Belangrijk. Houd er rekening mee dat op deze manier (door bovendien een trapezium tot een driehoek te construeren) sommige problemen met betrekking tot trapeziums kunnen worden opgelost en dat sommige stellingen kunnen worden bewezen.

Hoe de zijkanten en diagonalen van een trapezium te vinden

Het vinden van de zijkanten en diagonalen van een trapezium gebeurt met behulp van de onderstaande formules:


In deze formules zijn de gebruikte notaties zoals in de figuur.

a - de kleinste van de bases van de trapezium
b - de grootste van de bases van het trapezium
c,d - zijkanten
h 1 h 2 - diagonalen


De som van de vierkanten van de diagonalen van een trapezium is gelijk aan tweemaal het product van de basissen van het trapezium plus de som van de vierkanten van de zijkanten (Formule 2)
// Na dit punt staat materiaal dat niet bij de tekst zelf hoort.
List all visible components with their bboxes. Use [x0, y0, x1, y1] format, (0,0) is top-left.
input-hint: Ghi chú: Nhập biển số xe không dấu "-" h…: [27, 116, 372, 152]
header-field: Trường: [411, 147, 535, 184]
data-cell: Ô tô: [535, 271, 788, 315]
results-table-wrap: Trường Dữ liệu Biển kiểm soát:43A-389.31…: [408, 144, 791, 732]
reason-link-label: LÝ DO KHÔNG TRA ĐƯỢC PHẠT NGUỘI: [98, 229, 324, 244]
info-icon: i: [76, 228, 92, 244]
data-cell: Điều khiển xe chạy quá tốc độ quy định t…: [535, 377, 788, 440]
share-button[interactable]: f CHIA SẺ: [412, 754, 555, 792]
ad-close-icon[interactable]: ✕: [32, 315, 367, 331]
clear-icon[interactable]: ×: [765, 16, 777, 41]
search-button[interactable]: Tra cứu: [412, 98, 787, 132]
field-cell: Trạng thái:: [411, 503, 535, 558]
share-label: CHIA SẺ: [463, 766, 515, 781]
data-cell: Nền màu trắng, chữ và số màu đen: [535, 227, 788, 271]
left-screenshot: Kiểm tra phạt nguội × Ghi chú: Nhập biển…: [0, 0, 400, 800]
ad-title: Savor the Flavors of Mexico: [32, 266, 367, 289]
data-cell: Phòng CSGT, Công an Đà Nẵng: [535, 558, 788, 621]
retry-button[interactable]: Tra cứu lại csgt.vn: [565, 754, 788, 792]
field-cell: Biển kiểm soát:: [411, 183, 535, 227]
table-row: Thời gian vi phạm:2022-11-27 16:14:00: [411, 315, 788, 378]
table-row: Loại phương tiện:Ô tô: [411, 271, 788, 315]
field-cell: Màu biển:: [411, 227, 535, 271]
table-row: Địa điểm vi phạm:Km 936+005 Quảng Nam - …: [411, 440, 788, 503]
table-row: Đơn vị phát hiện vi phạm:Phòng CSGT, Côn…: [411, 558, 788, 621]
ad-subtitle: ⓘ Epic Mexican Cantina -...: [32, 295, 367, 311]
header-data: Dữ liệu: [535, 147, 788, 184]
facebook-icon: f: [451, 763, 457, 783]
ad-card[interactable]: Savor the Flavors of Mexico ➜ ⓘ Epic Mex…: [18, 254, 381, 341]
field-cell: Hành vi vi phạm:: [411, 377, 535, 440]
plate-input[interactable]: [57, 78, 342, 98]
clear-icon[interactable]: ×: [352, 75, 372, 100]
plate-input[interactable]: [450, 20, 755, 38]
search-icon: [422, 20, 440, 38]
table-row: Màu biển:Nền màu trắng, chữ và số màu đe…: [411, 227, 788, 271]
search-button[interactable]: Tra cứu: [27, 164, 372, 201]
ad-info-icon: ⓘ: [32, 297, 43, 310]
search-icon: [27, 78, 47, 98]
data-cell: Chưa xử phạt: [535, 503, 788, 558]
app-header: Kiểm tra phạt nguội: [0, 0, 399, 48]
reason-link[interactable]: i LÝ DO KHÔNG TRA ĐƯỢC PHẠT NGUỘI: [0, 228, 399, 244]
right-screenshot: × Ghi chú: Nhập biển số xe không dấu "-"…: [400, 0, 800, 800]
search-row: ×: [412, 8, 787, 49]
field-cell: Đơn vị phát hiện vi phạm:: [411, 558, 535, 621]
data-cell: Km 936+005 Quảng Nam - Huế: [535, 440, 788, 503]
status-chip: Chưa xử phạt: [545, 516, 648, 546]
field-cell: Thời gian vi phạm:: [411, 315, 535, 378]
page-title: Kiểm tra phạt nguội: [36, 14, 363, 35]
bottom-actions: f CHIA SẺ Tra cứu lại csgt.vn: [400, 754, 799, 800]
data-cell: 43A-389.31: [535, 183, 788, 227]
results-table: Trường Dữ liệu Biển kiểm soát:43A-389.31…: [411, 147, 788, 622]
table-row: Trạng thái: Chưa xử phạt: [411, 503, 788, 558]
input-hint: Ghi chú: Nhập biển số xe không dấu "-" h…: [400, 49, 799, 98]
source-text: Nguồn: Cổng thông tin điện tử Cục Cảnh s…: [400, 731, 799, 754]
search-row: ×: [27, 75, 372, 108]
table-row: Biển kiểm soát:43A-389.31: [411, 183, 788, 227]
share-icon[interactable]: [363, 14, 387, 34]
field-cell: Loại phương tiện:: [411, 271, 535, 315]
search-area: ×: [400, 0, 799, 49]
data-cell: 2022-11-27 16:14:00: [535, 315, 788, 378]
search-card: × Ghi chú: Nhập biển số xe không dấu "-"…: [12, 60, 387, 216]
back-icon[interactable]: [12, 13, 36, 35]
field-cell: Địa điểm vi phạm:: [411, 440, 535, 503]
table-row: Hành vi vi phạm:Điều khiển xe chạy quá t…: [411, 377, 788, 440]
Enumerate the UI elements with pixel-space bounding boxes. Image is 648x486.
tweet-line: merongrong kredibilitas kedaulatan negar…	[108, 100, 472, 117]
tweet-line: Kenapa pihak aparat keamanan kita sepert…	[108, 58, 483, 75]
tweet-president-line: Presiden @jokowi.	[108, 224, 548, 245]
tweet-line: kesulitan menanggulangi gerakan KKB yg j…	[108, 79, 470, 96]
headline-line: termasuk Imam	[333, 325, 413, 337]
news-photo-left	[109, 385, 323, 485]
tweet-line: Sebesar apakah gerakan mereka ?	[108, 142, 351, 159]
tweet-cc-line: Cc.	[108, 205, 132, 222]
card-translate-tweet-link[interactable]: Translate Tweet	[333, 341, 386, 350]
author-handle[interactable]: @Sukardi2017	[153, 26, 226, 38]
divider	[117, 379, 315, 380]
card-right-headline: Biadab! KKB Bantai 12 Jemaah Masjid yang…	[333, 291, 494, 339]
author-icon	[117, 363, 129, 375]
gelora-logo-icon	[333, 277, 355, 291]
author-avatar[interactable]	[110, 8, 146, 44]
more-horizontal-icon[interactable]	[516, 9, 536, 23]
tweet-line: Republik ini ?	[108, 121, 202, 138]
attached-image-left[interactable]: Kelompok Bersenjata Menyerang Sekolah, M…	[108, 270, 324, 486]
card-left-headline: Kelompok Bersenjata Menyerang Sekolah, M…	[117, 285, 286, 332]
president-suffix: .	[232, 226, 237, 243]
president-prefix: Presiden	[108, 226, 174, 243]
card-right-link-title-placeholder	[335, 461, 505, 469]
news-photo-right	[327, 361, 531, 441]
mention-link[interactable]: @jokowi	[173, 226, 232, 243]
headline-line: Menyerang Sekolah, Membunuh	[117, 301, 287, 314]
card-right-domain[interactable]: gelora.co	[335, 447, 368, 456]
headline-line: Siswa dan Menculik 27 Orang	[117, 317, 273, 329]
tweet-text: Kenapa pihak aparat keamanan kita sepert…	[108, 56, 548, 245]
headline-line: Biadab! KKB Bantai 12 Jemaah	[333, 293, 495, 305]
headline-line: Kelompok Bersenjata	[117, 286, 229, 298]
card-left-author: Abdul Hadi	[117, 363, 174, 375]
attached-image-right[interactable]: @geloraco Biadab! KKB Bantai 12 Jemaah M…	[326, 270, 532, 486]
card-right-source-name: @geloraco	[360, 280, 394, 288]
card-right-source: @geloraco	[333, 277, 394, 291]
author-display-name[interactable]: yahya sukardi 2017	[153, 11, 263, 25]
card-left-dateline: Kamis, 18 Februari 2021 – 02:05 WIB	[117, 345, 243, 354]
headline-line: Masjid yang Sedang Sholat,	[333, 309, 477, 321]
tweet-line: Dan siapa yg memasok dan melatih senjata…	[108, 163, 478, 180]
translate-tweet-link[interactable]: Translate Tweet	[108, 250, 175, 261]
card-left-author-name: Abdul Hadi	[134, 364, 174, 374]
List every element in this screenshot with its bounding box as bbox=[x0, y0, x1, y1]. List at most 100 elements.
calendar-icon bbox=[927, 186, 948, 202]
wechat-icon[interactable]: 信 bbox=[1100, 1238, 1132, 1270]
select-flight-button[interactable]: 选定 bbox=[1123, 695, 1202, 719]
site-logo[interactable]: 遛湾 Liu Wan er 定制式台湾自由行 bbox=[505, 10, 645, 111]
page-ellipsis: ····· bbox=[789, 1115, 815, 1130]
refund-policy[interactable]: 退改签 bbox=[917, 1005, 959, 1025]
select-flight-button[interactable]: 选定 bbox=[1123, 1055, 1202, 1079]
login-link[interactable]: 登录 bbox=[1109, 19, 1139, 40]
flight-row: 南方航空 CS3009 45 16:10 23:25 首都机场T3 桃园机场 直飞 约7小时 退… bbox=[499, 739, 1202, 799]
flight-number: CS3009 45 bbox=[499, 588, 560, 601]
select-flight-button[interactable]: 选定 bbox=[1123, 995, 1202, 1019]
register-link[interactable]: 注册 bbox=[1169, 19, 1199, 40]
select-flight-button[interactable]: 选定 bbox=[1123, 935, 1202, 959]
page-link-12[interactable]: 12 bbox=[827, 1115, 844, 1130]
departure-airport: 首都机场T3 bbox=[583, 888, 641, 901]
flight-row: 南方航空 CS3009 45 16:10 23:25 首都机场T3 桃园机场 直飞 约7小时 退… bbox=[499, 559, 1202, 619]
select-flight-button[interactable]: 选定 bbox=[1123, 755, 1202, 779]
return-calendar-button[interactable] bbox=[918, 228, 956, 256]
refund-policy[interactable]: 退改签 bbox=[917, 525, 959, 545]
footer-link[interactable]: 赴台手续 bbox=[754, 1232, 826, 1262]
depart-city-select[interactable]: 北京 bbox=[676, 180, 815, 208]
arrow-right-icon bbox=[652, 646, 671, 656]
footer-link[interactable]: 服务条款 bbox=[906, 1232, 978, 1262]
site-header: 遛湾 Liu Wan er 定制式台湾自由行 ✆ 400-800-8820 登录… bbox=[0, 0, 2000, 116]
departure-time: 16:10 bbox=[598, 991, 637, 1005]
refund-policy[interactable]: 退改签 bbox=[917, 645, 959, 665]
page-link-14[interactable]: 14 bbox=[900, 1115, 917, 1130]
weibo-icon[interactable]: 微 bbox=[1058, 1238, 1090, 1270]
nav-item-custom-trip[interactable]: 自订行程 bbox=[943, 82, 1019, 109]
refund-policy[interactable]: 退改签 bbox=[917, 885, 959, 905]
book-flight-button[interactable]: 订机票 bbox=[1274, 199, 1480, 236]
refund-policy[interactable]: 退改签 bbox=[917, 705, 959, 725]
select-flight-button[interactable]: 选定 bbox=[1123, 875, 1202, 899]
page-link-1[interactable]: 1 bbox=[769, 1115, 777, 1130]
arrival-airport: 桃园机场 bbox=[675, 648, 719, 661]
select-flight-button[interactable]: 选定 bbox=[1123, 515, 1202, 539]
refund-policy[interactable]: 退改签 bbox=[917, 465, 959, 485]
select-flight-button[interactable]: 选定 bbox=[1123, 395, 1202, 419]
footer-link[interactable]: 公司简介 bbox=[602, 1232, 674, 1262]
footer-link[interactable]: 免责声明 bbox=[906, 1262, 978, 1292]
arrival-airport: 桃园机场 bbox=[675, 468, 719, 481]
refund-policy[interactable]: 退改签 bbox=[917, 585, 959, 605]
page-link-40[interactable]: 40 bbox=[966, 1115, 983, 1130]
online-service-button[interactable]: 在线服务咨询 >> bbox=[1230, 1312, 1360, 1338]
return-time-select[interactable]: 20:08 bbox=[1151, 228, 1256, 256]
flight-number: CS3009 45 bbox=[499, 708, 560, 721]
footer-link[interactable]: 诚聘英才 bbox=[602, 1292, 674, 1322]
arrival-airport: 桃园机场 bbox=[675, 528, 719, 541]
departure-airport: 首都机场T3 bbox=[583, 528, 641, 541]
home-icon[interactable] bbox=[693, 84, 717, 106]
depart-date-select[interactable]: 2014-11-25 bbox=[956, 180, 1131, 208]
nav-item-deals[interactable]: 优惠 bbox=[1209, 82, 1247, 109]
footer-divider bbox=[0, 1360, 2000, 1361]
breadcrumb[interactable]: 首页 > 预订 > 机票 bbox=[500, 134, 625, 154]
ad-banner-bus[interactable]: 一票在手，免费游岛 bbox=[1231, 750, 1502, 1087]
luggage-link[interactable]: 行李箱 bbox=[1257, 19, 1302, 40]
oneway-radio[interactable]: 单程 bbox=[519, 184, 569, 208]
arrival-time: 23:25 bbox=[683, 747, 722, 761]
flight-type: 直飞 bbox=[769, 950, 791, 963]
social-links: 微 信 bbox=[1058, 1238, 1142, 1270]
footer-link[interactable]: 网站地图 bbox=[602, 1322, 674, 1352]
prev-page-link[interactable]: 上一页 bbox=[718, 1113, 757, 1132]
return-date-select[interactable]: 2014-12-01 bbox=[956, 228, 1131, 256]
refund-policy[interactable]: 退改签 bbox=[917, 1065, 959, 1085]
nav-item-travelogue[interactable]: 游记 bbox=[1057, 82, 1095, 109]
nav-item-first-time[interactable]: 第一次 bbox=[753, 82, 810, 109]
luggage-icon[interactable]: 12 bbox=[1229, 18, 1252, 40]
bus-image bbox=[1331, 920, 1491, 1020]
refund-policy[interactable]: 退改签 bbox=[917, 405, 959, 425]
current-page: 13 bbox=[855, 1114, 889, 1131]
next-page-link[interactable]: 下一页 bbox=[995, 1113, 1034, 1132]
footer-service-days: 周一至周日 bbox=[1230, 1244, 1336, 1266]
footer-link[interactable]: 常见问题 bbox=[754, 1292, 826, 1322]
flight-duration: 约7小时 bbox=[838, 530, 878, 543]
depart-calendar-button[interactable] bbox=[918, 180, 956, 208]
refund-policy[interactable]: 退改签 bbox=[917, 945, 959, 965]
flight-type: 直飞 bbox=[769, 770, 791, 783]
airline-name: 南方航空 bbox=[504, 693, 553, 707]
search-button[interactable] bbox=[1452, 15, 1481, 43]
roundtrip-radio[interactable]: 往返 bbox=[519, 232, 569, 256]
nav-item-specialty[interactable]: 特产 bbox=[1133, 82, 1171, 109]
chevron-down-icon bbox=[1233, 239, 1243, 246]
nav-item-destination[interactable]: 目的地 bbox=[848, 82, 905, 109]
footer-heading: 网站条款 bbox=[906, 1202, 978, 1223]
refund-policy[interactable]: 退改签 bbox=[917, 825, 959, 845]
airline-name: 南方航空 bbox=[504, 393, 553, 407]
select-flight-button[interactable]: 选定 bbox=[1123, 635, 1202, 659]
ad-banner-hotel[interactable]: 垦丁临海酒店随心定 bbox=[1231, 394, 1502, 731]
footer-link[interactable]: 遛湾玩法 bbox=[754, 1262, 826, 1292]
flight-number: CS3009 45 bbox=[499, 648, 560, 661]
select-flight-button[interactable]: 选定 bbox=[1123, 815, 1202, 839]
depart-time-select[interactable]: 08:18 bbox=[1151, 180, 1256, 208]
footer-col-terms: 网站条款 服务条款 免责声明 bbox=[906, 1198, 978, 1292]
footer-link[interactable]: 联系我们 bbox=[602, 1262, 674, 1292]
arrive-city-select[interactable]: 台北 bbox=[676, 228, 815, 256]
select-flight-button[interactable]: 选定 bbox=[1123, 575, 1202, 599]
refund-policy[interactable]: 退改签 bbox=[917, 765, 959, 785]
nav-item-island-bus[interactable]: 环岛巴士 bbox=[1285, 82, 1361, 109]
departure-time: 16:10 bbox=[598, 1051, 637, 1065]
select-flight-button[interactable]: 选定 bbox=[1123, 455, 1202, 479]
In diverse materialen testen en examens zijn heel gebruikelijk trapezium problemen, waarvan de oplossing kennis van de eigenschappen ervan vereist.

Laten we eens kijken welke interessante en nuttige eigenschappen een trapezium heeft voor het oplossen van problemen.

Na het bestuderen van de eigenschappen van de middellijn van een trapezium, kan men formuleren en bewijzen eigenschap van een segment dat de middelpunten van de diagonalen van een trapezium verbindt. Het segment dat de middelpunten van de diagonalen van een trapezium verbindt, is gelijk aan de helft van het verschil tussen de bases.

MO – middenlijn driehoek ABC en gelijk aan 1/2ВС (Afb. 1).

MQ is de middelste lijn van driehoek ABD en is gelijk aan 1/2AD.

Dan OQ = MQ – MO, dus OQ = 1/2AD – 1/2BC = 1/2(AD – BC).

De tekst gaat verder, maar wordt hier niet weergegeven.